Prometida em casamento aos 14 anos, achou o escolhido magricelo e feio, "mas deu um excelente marido", ela fala até hoje.
Casou-se aos 17, comenta. 
As contas não batem, mas não há quem possa esclarecer!
Meu marido é seu filho caçula e eu sou a nora...
Nora... Mas quando alguém pergunta, ela já não sabe mais responder nora de qual dos seus 4 filhos homens!  
Uma pena. 
E uma graça também, porque a gente pode se reinventar quando está com ela e ser qualquer pessoa que quiser: ela acolhe muito bem.
Parabéns D. Teresa!!!


           

segunda-feira, 5 de dezembro de 2016

Tempo, tempo

Não que o mal estar tivesse passado subitamente. Meu corpo doía muito e distinguir se era só uma gripe ou qualquer outra coisa é função do médico, não minha, mas estou em dúvida se devo permanecer na espera.

O problema é que aguardo atendimento no PS, mas tenho a sensação de que estou num hospital-escola-maternal, recém inaugurado.
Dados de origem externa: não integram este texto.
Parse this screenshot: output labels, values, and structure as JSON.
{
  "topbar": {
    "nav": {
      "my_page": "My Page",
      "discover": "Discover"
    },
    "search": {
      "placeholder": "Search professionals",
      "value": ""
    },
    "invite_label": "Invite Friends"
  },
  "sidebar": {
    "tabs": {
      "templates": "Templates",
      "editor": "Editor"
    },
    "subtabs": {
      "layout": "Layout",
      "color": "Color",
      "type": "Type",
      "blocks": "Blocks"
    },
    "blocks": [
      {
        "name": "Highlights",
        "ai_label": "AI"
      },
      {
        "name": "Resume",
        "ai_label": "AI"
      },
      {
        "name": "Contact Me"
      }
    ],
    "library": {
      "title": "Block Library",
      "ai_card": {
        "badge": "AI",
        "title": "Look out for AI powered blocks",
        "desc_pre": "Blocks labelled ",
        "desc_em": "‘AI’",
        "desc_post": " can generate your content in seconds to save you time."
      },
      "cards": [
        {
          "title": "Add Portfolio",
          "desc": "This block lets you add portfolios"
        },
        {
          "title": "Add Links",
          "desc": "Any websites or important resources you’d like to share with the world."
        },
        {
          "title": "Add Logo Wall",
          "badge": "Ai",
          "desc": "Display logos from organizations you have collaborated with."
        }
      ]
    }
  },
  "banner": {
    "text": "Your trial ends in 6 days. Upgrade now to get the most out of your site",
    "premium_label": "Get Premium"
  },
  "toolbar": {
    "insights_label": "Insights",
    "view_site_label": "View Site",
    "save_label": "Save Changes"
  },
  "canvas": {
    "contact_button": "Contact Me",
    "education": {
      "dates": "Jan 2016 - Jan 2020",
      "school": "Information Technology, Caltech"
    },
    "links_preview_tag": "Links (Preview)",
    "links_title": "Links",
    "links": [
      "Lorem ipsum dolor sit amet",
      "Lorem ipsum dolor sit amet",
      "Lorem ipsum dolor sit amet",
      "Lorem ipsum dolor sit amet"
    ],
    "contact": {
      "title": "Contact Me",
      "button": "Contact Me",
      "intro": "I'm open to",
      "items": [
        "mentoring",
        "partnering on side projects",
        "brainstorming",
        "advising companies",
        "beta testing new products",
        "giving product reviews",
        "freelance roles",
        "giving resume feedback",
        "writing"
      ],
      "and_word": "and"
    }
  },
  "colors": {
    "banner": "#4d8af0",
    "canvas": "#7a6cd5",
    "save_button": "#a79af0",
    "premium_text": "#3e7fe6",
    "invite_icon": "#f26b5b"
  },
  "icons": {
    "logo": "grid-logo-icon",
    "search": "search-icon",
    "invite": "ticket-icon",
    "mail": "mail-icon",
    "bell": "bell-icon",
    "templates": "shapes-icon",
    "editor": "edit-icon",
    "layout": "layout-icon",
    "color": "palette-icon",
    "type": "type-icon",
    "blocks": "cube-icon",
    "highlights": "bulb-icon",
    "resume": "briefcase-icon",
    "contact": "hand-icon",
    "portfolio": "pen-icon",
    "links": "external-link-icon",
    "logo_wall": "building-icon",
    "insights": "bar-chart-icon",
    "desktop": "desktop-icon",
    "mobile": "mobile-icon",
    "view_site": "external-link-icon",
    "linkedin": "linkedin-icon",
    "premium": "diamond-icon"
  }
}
Os atendentes, ao meu ver, não têm mais que 15 anos e os médicos, talvez uns 18! 
São eles que irão “cuidar” de mim? 
Muita gente jovem junta neste lugar.

Fico pensando que o HD do cérebro deles tem muito espaço livre para armazenamento de dados, então devem ter guardado direitinho tudo que estudaram – como eu um dia guardei – e podem fazer um excelente atendimento.

Será?

E a experiência de vida? Enquanto se debruçavam nos livros e nos pseudos pacientes para estudar não deixaram de viver as farras, os erros e acertos próprios da idade?

Bobagem minha.
Claro que esses profissionais viveram a época da faculdade com tudo que têm direito e talvez até um pouco mais. 

Mas uma pulguinha fica atrás da minha orelha resmungando que eles não viveram o suficiente para diagnosticar algumas coisas, ou para compreender o palavreado descritivo dos mais velhos que tentarão relatar o que sentem.
Têm a experiência que a idade lhes permite. E talvez esse seja o problema.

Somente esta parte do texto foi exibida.